As a result of this, \( \lim_{h \to 0} \sin(h) = 1 \).
For similar reasons, \( \lim_{h \to 0} \cos(h) -1 = 0 \). As \( h \) approaches \( 0 \), \( \cos(h) \) approaches \( 1 \), so \( \cos(h) - 1 \) approaches \( 0 \). However, I have not yet figured out how to easily visualize this, because the \( x \) value, or \( \cos(h) \) in a unit circle, is not compared to the angle. I think it involves looking at the same angle at the top of the curve (90 degrees minus \( h \)), near \( y=0 \), and imagining that, as \( h \) approaches 90 degrees, the \( x \) value, or \( \cos \), gets smaller and smaller, and gradually approaches the arc length. So it approaches 1, and therefore that value minus 1 is 0.
The trick is to remember that \( \cos(h) = \sin(90-h) \). So now, as \( h \) approaches \( 0 \), the angle approaches \( 90 \). So \( \lim_{h \to 0} \cos(h) \) = \( \lim_{h \to 0} \sin(90 - h) = 1 \). The graph would show that the arc length becomes more and more similar to the \( x \) value as \( h \) approaches \( 0 \). Therefore, \( \lim_{h \to 0} \cos{h} - 1 = 1 - 1 = 0 \).

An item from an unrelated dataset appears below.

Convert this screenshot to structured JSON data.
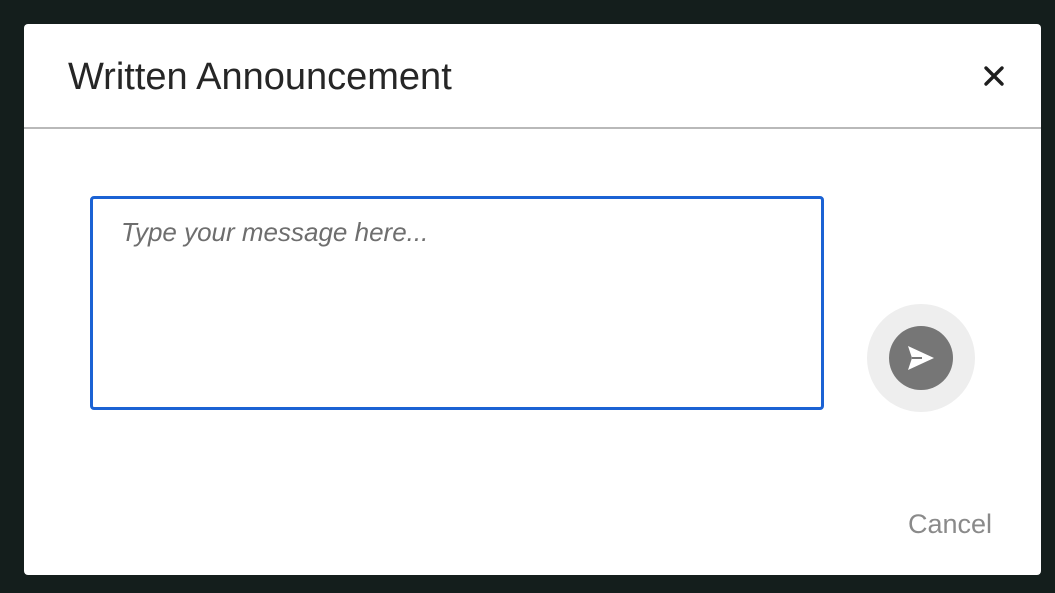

One small example of my slowly-developing ability to think mathematically!
Second, there is a trig identity for which I need to establish the proof, and it is \( \sin(\alpha + \theta) = \cos(\alpha)\sin(\theta) + sin(\alpha)\cos(\theta) \).
These combined lead to the proof for \( \frac{d}{dx} \sin(x) \):
\[ \frac{d}{dx} \sin(x) = \lim_{h \to 0} \frac{\sin(x + h)-\sin(x)}{h} \] \[ =\lim_{h \to 0} \frac{\sin(x)\cos(h) + \sin(h)\cos(x) - \sin(x)}{h} \] \[ =\lim_{h \to 0} \frac{\sin(x)\cos(h) - \sin(x)}{h} + \frac{\sin(h)\cos(x)}{h} \] \[ =\lim_{h \to 0} \sin(x)\frac{\cos(h)-1}{h} + \cos(x)\frac{\sin(h)}{h} \] \[ =\sin(x)(\lim_{h \to 0} \frac{\cos(h)-1}{h}) + \cos(x)(\lim_{h \to 0} \frac{\sin(h)}{h}) \] \[ =\sin(x) \cdot 0 + \cos(x) \cdot {1} \] \[ =\cos(x) \]